Cocodrillo by Leonora Carrington is one of the most popular public sculptures in Mexico City. Carrington donated the work to the city in 2000. The name is sometimes stated as How Doth the Little Crocodile (Spanish: Cómo hace el pequeño cocodrilo), lifting the title directly from the Lewis Carrol poem of the same name. Carrol’s verse is said to have inspired the giant bronze sculpture and a painting from the same year (1998). One might be forgiven for thinking that Carrington may have taken just a smidgeon of inspiration from Tomás Chávez Morado’s 1976 monument to Alonso García Bravo, too. This has not been documented, although the motif of the standing canal boat operator appears in other monuments in the City.

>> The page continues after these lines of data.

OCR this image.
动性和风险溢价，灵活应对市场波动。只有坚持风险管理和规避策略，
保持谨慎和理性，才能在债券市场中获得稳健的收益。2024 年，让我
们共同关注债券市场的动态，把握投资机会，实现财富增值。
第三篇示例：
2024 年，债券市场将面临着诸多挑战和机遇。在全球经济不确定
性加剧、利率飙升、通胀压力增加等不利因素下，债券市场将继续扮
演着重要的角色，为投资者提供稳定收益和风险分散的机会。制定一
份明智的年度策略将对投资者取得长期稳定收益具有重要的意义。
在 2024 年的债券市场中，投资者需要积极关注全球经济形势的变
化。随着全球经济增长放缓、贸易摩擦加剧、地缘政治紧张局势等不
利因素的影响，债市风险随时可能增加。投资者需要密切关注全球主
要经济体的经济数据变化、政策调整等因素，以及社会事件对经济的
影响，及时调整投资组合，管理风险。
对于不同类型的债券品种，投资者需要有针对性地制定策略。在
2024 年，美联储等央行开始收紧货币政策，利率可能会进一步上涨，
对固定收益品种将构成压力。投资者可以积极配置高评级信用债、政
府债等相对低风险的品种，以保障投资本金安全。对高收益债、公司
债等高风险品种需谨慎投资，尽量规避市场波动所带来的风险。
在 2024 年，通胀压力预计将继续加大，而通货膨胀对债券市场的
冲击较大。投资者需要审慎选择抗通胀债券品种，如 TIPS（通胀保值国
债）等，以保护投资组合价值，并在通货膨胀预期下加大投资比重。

Weighing some five tons, and stretching 8.5 meters in length, the tallest crocodile stands at 4.5 meters. That gives ample room for those wishing to snap away, and indeed, it’s likely one of the most photographed public sculptures in the City.

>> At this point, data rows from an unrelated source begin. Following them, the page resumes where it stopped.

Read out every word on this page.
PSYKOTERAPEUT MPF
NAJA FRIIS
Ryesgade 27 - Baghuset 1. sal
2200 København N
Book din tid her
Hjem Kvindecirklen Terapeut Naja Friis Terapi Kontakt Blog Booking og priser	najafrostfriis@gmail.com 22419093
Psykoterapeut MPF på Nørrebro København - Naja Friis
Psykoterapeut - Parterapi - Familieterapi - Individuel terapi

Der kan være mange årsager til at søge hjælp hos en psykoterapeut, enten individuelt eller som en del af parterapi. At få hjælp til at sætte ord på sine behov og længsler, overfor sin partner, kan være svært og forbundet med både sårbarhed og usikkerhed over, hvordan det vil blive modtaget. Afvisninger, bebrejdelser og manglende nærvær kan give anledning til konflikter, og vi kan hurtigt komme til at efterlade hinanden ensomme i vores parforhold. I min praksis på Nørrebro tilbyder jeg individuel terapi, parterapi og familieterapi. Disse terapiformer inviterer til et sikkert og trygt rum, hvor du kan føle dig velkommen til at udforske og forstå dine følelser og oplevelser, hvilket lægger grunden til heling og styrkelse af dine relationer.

Originally, the City placed the sculpture within an abandoned fountain in Section 2 of Chapultepec Park. But by 2006, the artist herself had selected a preferred location on the Paseo de la Reforma. The move was accompanied with great fanfare.

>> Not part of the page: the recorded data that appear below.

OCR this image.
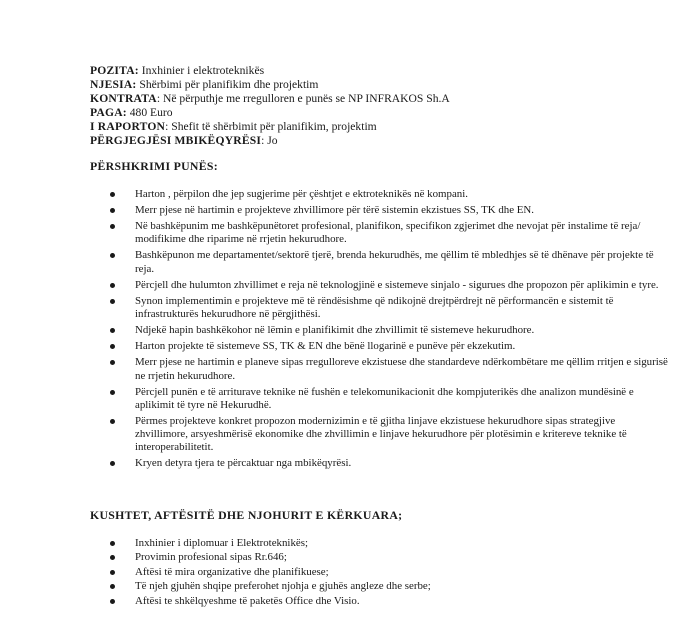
POZITA: Inxhinier i elektroteknikës
NJESIA: Shërbimi për planifikim dhe projektim
KONTRATA: Në përputhje me rregulloren e punës se NP INFRAKOS Sh.A
PAGA: 480 Euro
I RAPORTON: Shefit të shërbimit për planifikim, projektim
PËRGJEGJËSI MBIKËQYRËSI: Jo
PËRSHKRIMI PUNËS:
Harton , përpilon dhe jep sugjerime për çështjet e ektroteknikës në kompani.
Merr pjese në hartimin e projekteve zhvillimore për tërë sistemin ekzistues SS, TK dhe EN.
Në bashkëpunim me bashkëpunëtoret profesional, planifikon, specifikon zgjerimet dhe nevojat për instalime të reja/ modifikime dhe riparime në rrjetin hekurudhore.
Bashkëpunon me departamentet/sektorë tjerë, brenda hekurudhës, me qëllim të mbledhjes së të dhënave për projekte të reja.
Përcjell dhe hulumton zhvillimet e reja në teknologjinë e sistemeve sinjalo - sigurues dhe propozon për aplikimin e tyre.
Synon implementimin e projekteve më të rëndësishme që ndikojnë drejtpërdrejt në përformancën e sistemit të infrastrukturës hekurudhore në përgjithësi.
Ndjekë hapin bashkëkohor në lëmin e planifikimit dhe zhvillimit të sistemeve hekurudhore.
Harton projekte të sistemeve SS, TK & EN dhe bënë llogarinë e punëve për ekzekutim.
Merr pjese ne hartimin e planeve sipas rregulloreve ekzistuese dhe standardeve ndërkombëtare me qëllim rritjen e sigurisë ne rrjetin hekurudhore.
Përcjell punën e të arriturave teknike në fushën e telekomunikacionit dhe kompjuterikës dhe analizon mundësinë e aplikimit të tyre në Hekurudhë.
Përmes projekteve konkret propozon modernizimin e të gjitha linjave ekzistuese hekurudhore sipas strategjive zhvillimore, arsyeshmërisë ekonomike dhe zhvillimin e linjave hekurudhore për plotësimin e kritereve teknike të interoperabilitetit.
Kryen detyra tjera te përcaktuar nga mbikëqyrësi.
KUSHTET, AFTËSITË DHE NJOHURIT E KËRKUARA;
Inxhinier i diplomuar i Elektroteknikës;
Provimin profesional sipas Rr.646;
Aftësi të mira organizative dhe planifikuese;
Të njeh gjuhën shqipe preferohet njohja e gjuhës angleze dhe serbe;
Aftësi te shkëlqyeshme të paketës Office dhe Visio.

Carrington died in 2011, one of the most celebrated 20th-century artists from Mexico City. British-born, she was also a surrealist painter and novelist. Having spent most of her adult life in the City, she’s often recalled as one of the longest-lived participants of the surrealist movement of the 1930s. At this writing, the Universidad Autónoma Metropolitana (UAM) is working to open her home and studio as a cultural center and museum.